Tribunal correctionnel de Foix: vol sous la contrainte ou pas ?

© midinews (archives)

Six mois, c’est la peine à laquelle a été condamné Zarife après un vol commis à Saint-Quentin-la-Tour le 9 août 2012.

Le prévenu ne nie pas les faits, mais explique y avoir été contraint par le père de sa compagne.
«Chantage affectif» pour Me De Meyer en défense
Le 9 août 2012, une maison était cambriolée à Saint-Quentin-la-Tour. Une fenêtre était brisée, la maison fouillée et divers objets volés.

L’ADN de Zarife était récupéré par les enquêteurs, grâce à une trace de transpiration retrouvée sur les lieux.
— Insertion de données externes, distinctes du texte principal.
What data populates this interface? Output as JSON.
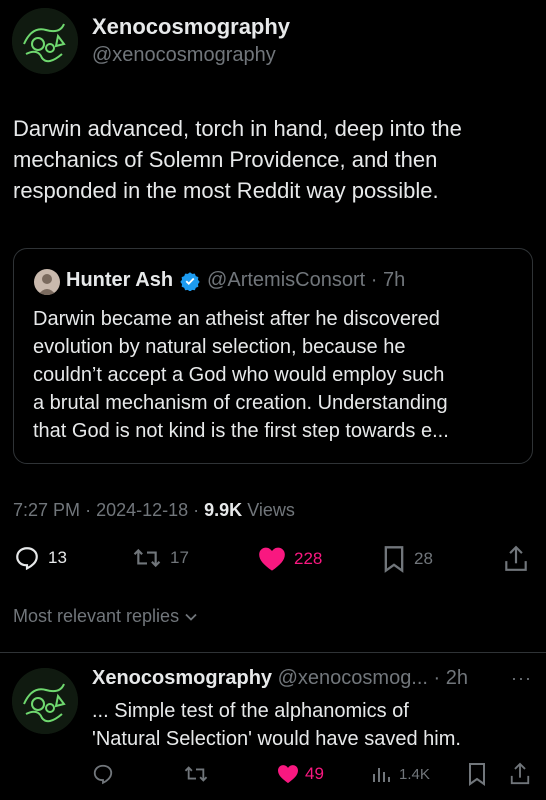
{
  "main_tweet": {
    "display_name": "Xenocosmography",
    "handle": "@xenocosmography",
    "text_lines": [
      "Darwin advanced, torch in hand, deep into the",
      "mechanics of Solemn Providence, and then",
      "responded in the most Reddit way possible."
    ],
    "quote": {
      "display_name": "Hunter Ash",
      "handle": "@ArtemisConsort",
      "time": "7h",
      "text_lines": [
        "Darwin became an atheist after he discovered",
        "evolution by natural selection, because he",
        "couldn’t accept a God who would employ such",
        "a brutal mechanism of creation. Understanding",
        "that God is not kind is the first step towards e..."
      ]
    },
    "time": "7:27 PM",
    "date": "2024-12-18",
    "views_count": "9.9K",
    "views_label": "Views",
    "actions": {
      "replies": "13",
      "retweets": "17",
      "likes": "228",
      "bookmarks": "28"
    },
    "colors": {
      "like": "#f91880",
      "verified": "#1d9bf0"
    }
  },
  "sort_label": "Most relevant replies",
  "reply": {
    "display_name": "Xenocosmography",
    "handle": "@xenocosmog...",
    "time": "2h",
    "text_lines": [
      "... Simple test of the alphanomics of",
      "'Natural Selection' would have saved him."
    ],
    "actions": {
      "likes": "49",
      "views": "1.4K"
    }
  }
}
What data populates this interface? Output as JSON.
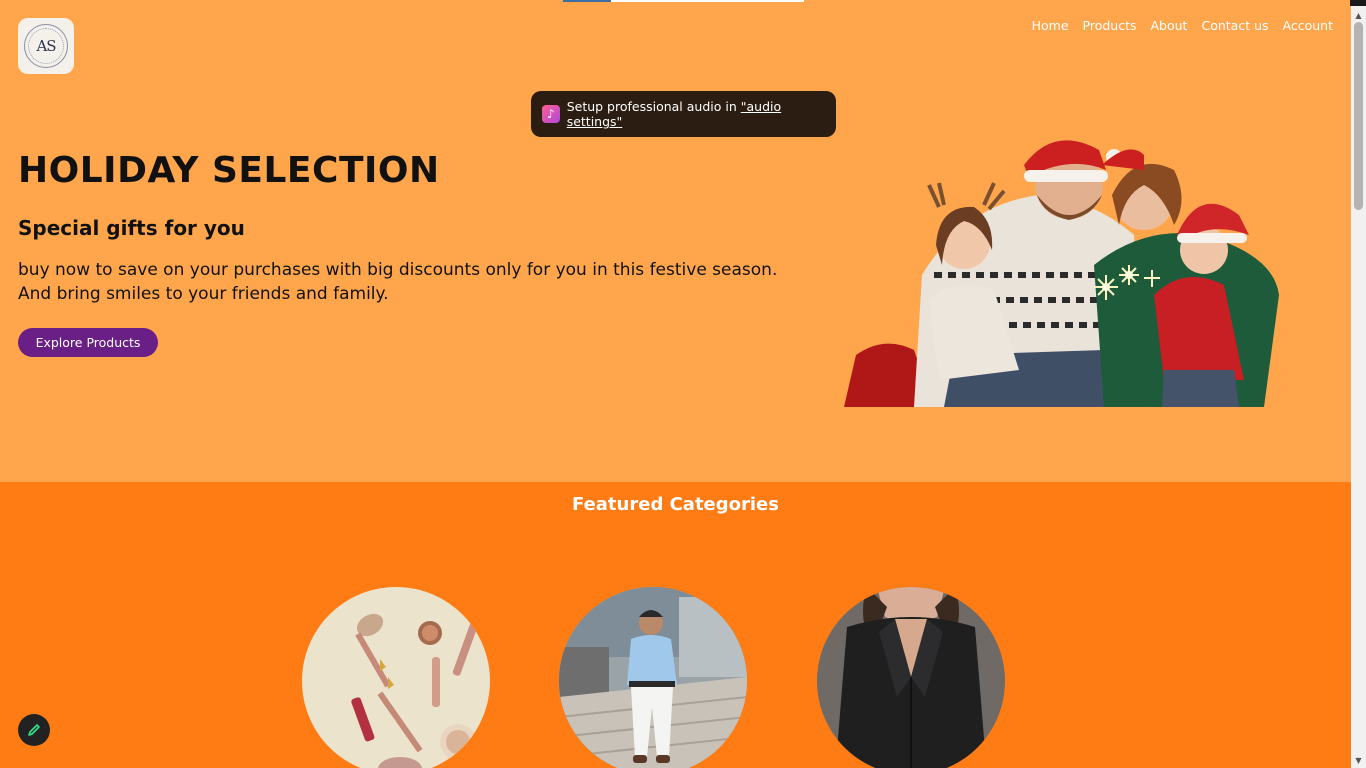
{
  "logo": {
    "text": "AS"
  },
  "nav": {
    "items": [
      "Home",
      "Products",
      "About",
      "Contact us",
      "Account"
    ]
  },
  "toast": {
    "icon": "music-note-icon",
    "text": "Setup professional audio in ",
    "link": "\"audio settings\""
  },
  "hero": {
    "title": "HOLIDAY SELECTION",
    "subtitle": "Special gifts for you",
    "description_line1": "buy now to save on your purchases with big discounts only for you in this festive season.",
    "description_line2": "And bring smiles to your friends and family.",
    "button_label": "Explore Products"
  },
  "featured": {
    "title": "Featured Categories",
    "categories": [
      {
        "icon": "cosmetics-image"
      },
      {
        "icon": "men-fashion-image"
      },
      {
        "icon": "women-fashion-image"
      }
    ]
  },
  "colors": {
    "hero_bg": "#ffa64d",
    "featured_bg": "#ff7c14",
    "button_bg": "#6a1f86",
    "toast_bg": "#2b1d12"
  },
  "edit_button": {
    "icon": "pencil-icon"
  }
}
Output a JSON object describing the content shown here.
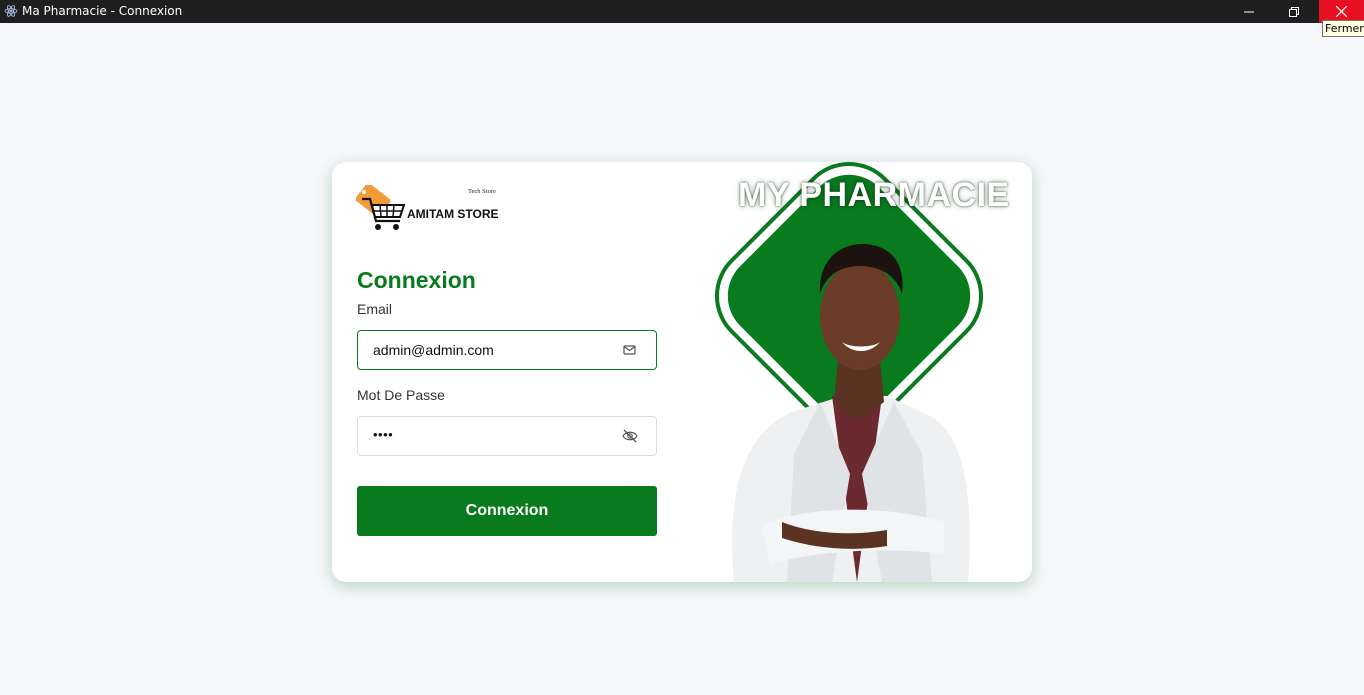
{
  "window": {
    "title": "Ma Pharmacie - Connexion",
    "tooltip": "Fermer",
    "icons": {
      "app": "electron-icon",
      "minimize": "minimize-icon",
      "maximize": "restore-icon",
      "close": "close-icon"
    }
  },
  "logo": {
    "tagline": "Tech Store",
    "brand": "AMITAM STORE",
    "icon": "shopping-cart-icon"
  },
  "form": {
    "heading": "Connexion",
    "email_label": "Email",
    "email_value": "admin@admin.com",
    "email_icon": "mail-icon",
    "password_label": "Mot De Passe",
    "password_value": "••••",
    "password_icon": "eye-off-icon",
    "submit_label": "Connexion"
  },
  "hero": {
    "title": "MY PHARMACIE",
    "image": "pharmacist-photo"
  },
  "colors": {
    "accent": "#0a7a1e",
    "close_button": "#e81123",
    "logo_orange": "#f29a38"
  }
}
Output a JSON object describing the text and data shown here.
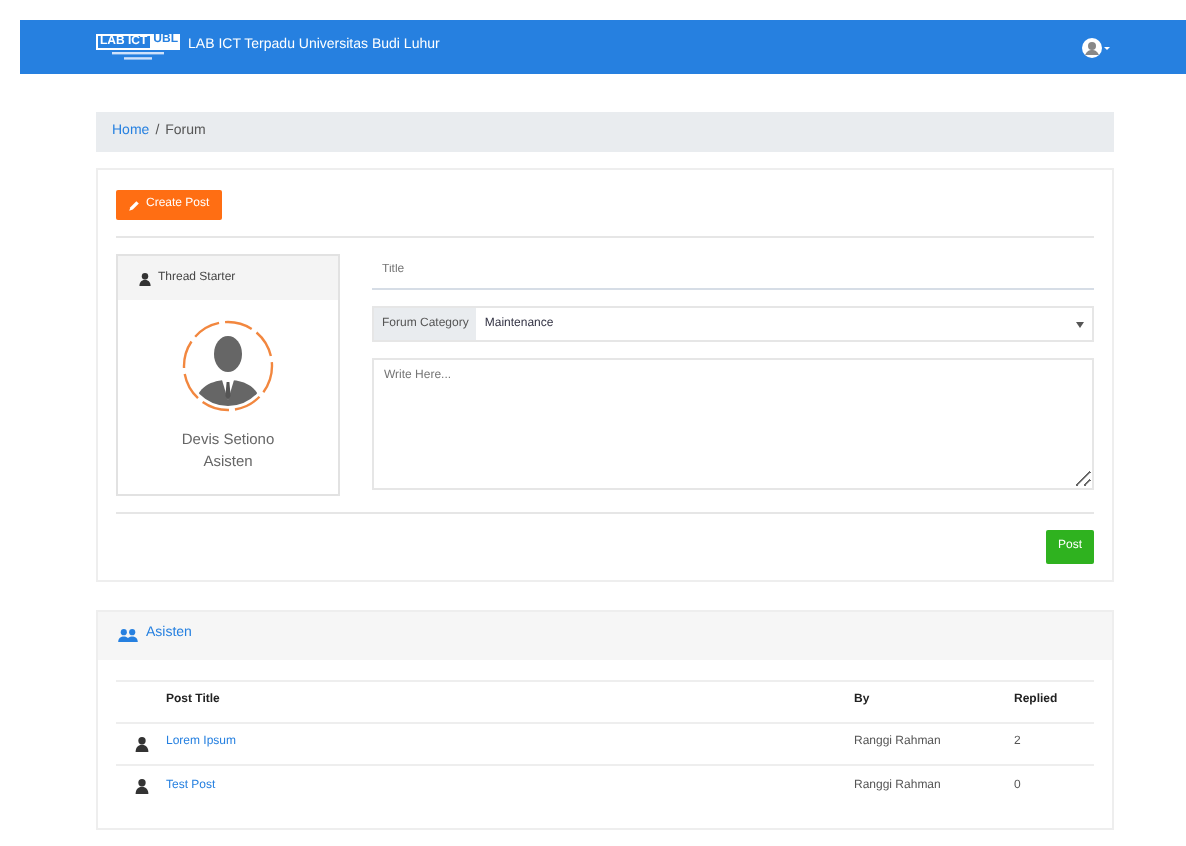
{
  "navbar": {
    "logo_text": "LAB ICT",
    "logo_badge": "UBL",
    "title": "LAB ICT Terpadu Universitas Budi Luhur"
  },
  "breadcrumb": [
    {
      "label": "Home",
      "kind": "link"
    },
    {
      "label": "/",
      "kind": "separator"
    },
    {
      "label": "Forum",
      "kind": "current"
    }
  ],
  "create_button": "Create Post",
  "thread_starter": {
    "heading": "Thread Starter",
    "name": "Devis Setiono",
    "role": "Asisten"
  },
  "form": {
    "title_placeholder": "Title",
    "category_label": "Forum Category",
    "category_value": "Maintenance",
    "body_placeholder": "Write Here...",
    "submit": "Post"
  },
  "threads": {
    "heading": "Asisten",
    "columns": [
      "Post Title",
      "By",
      "Replied"
    ],
    "rows": [
      {
        "title": "Lorem Ipsum",
        "by": "Ranggi Rahman",
        "replied": "2"
      },
      {
        "title": "Test Post",
        "by": "Ranggi Rahman",
        "replied": "0"
      }
    ]
  }
}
Entendu à Seysses où il purgeait une peine pour un autre délit (un vol en 2013 à Perpignan), le détenu avouait les faits, expliquant ne pas se rappeler ce qu’il y avait pris, ni avec qui il avait agi.

«Un comparse italien, pas encore identifié au regard de ses nombreuses identités» a rappelé son avocate. Condamné à de nombreuses reprises et avec «un casier assez chargé en tant que mineur», Zarife, 22 ans explique au tribunal «avoir été obligé» par le père de sa compagne à commettre ces vols.

Ce dernier aurait menacé ses enfants âgés de 6, 4 et 2 ans. Depuis que sa compagne a quitté Marseille pour l’Allemagne, il n’aurait plus peur de dénoncer ces contraintes.

Ce qui ne convainc pas le vice-procureur qui lui lance : «vous auriez pu disparaitre Mr pour éviter la pression.

J’entends qu’il a la fibre familiale, mais dans ce genre de délit, tous participent
». Après avoir rappelé les 12 condamnations, dont 8 pour vol ou recel, Claude Cozar a requis un an ferme pour «un multirécidiviste».

Les faits sont anciens glisse Me De Meyer avant de plaider pour une confusion de peines avec la condamnation de Perpignan, une «peine juste» et de revenir «sur le chantage affectif exercé par le beau-père».

Le tribunal a suivi la plaidoirie de la défense, a prononcé une confusion de peine. Zarife a été condamné à 6 mois de détention.